Three years of chemotherapy were followed by three years of treatment. Now, Austin is healthy, but the experience was life-changing for him and the entire family. Very little is taken for granted, particularly the work of the St. Jude Children's Research Hospital.

"We had heard about St. Jude's and seen the TV commercials," Janni said. "But, really, you don't know anything about what they do until you need them. They take care of everything because they only want the family to focus on the child who is sick. They are absolutely amazing. We could never repay them back for everything they did.''

But Austin and his family are going to try.

Two years ago, Austin, Todd, and family friend Paul Graves restored a Farmall 1948 H tractor and then auctioned it, raising $5,100 that went directly to St. Jude.
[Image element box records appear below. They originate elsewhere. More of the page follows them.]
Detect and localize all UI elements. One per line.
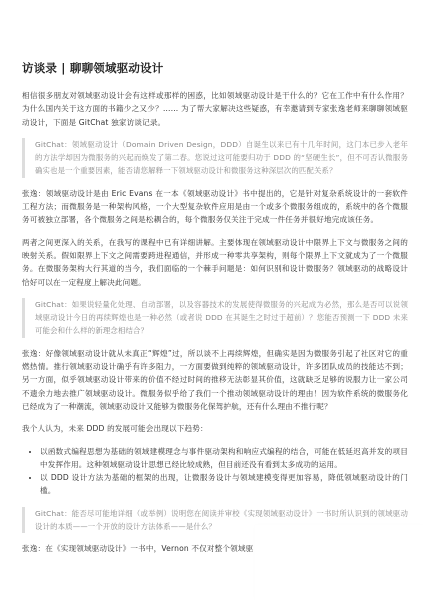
answer-paragraph-4: 我个人认为，未来 DDD 的发展可能会出现以下趋势：	[22, 422, 408, 435]
answer-paragraph-1: 张逸：领域驱动设计是由 Eric Evans 在一本《领域驱动设计》书中提出的，…	[22, 187, 408, 227]
article: 访谈录 | 聊聊领域驱动设计 相信很多朋友对领域驱动设计会有这样或那样的困惑，比…	[22, 60, 408, 565]
answer-paragraph-2: 两者之间更深入的关系，在我写的课程中已有详细讲解。主要体现在领域驱动设计中限界上…	[22, 236, 408, 289]
trend-list: 以函数式编程思想为基础的领域建模理念与事件驱动架构和响应式编程的结合，可能在低延…	[22, 445, 408, 498]
interview-question-2: GitChat：如果说轻量化处理、自动部署，以及容器技术的发展使得微服务的兴起成…	[22, 298, 408, 338]
list-item: 以 DDD 设计方法为基础的框架的出现，让微服务设计与领域建模变得更加容易，降低…	[40, 471, 408, 498]
list-item: 以函数式编程思想为基础的领域建模理念与事件驱动架构和响应式编程的结合，可能在低延…	[40, 445, 408, 472]
interview-question-1: GitChat：领域驱动设计（Domain Driven Design，DDD）…	[22, 138, 408, 178]
intro-paragraph: 相信很多朋友对领域驱动设计会有这样或那样的困惑，比如领域驱动设计是干什么的？它在…	[22, 89, 408, 129]
answer-paragraph-3: 张逸：好像领域驱动设计就从未真正“辉煌”过，所以谈不上再续辉煌，但确实是因为微服…	[22, 347, 408, 413]
blank-overlay-panel	[255, 525, 423, 600]
article-title: 访谈录 | 聊聊领域驱动设计	[22, 60, 408, 76]
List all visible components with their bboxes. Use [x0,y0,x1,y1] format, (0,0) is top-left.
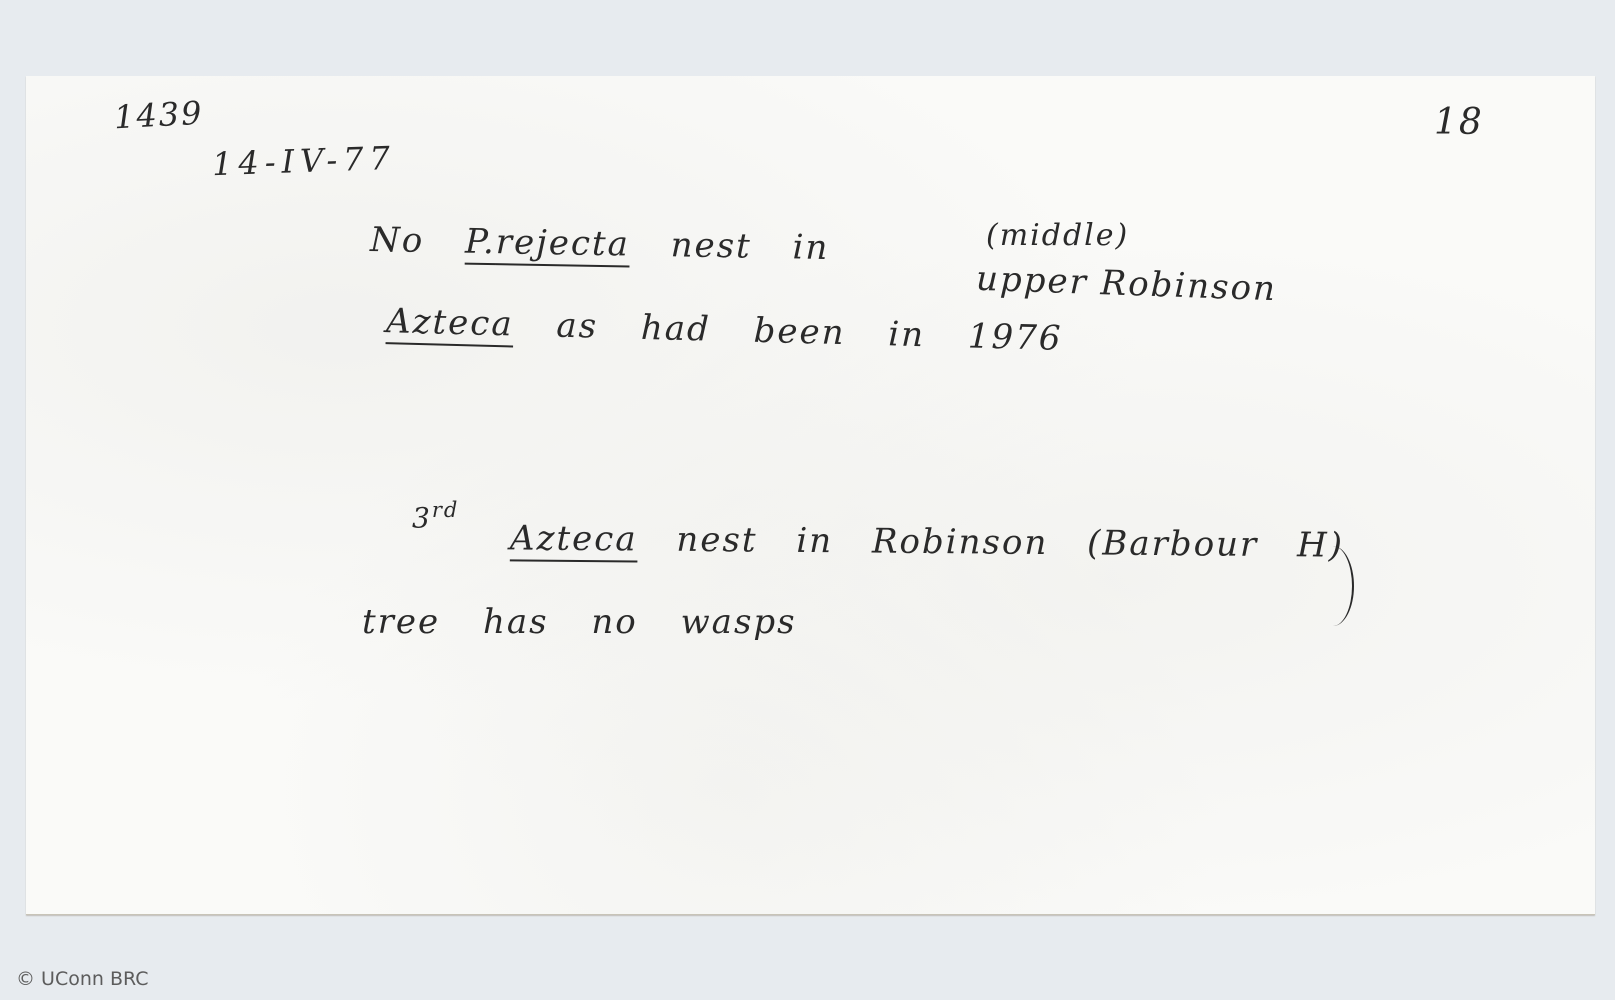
note1-line2-rest: as had been in 1976 [556,306,1063,359]
closing-paren-stroke [1312,546,1354,626]
page-number: 18 [1434,102,1484,143]
field-note-card: 1439 14-IV-77 18 No P.rejecta nest in (m… [26,76,1595,915]
note1-line1-end: upper Robinson [975,259,1277,309]
note2-line2: tree has no wasps [362,602,797,642]
species-name: rejecta [496,222,631,264]
catalog-number: 1439 [113,94,204,137]
note-date: 14-IV-77 [211,139,396,183]
note1-line1: No P.rejecta nest in [370,220,830,268]
note2-taxon: Azteca [510,518,638,559]
copyright-credit: © UConn BRC [16,968,149,990]
note2-line1-rest: nest in Robinson (Barbour H) [676,520,1344,566]
note2-line1: Azteca nest in Robinson (Barbour H) [510,518,1344,565]
note1-line1-rest: nest in [670,225,829,268]
note1-taxon: Azteca [386,301,515,344]
note1-prefix: No [370,220,425,261]
note2-ordinal: 3rd [412,498,459,534]
note1-line2: Azteca as had been in 1976 [386,301,1063,359]
ordinal-suffix: rd [432,498,459,522]
genus-abbrev: P. [465,222,496,263]
note1-insert-above: (middle) [986,218,1129,253]
ordinal-number: 3 [412,501,432,534]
This spring, the team finished work on a 1950 John Deere B tractor.

"My goal is to raise a lot more this time," Austin said. "That shouldn't be a problem. It's a Deere."

The tractors were received through donations and were in working order, with only the body in need of restoration. The John Deere took about 80 hours of work. The tractor will be showcased at several community events and summertime celebrations.

Raffle tickets are $10 each and can be obtained by contacting the family. The drawing for the raffle is scheduled Aug. 12, following the summer 4-H contest judging.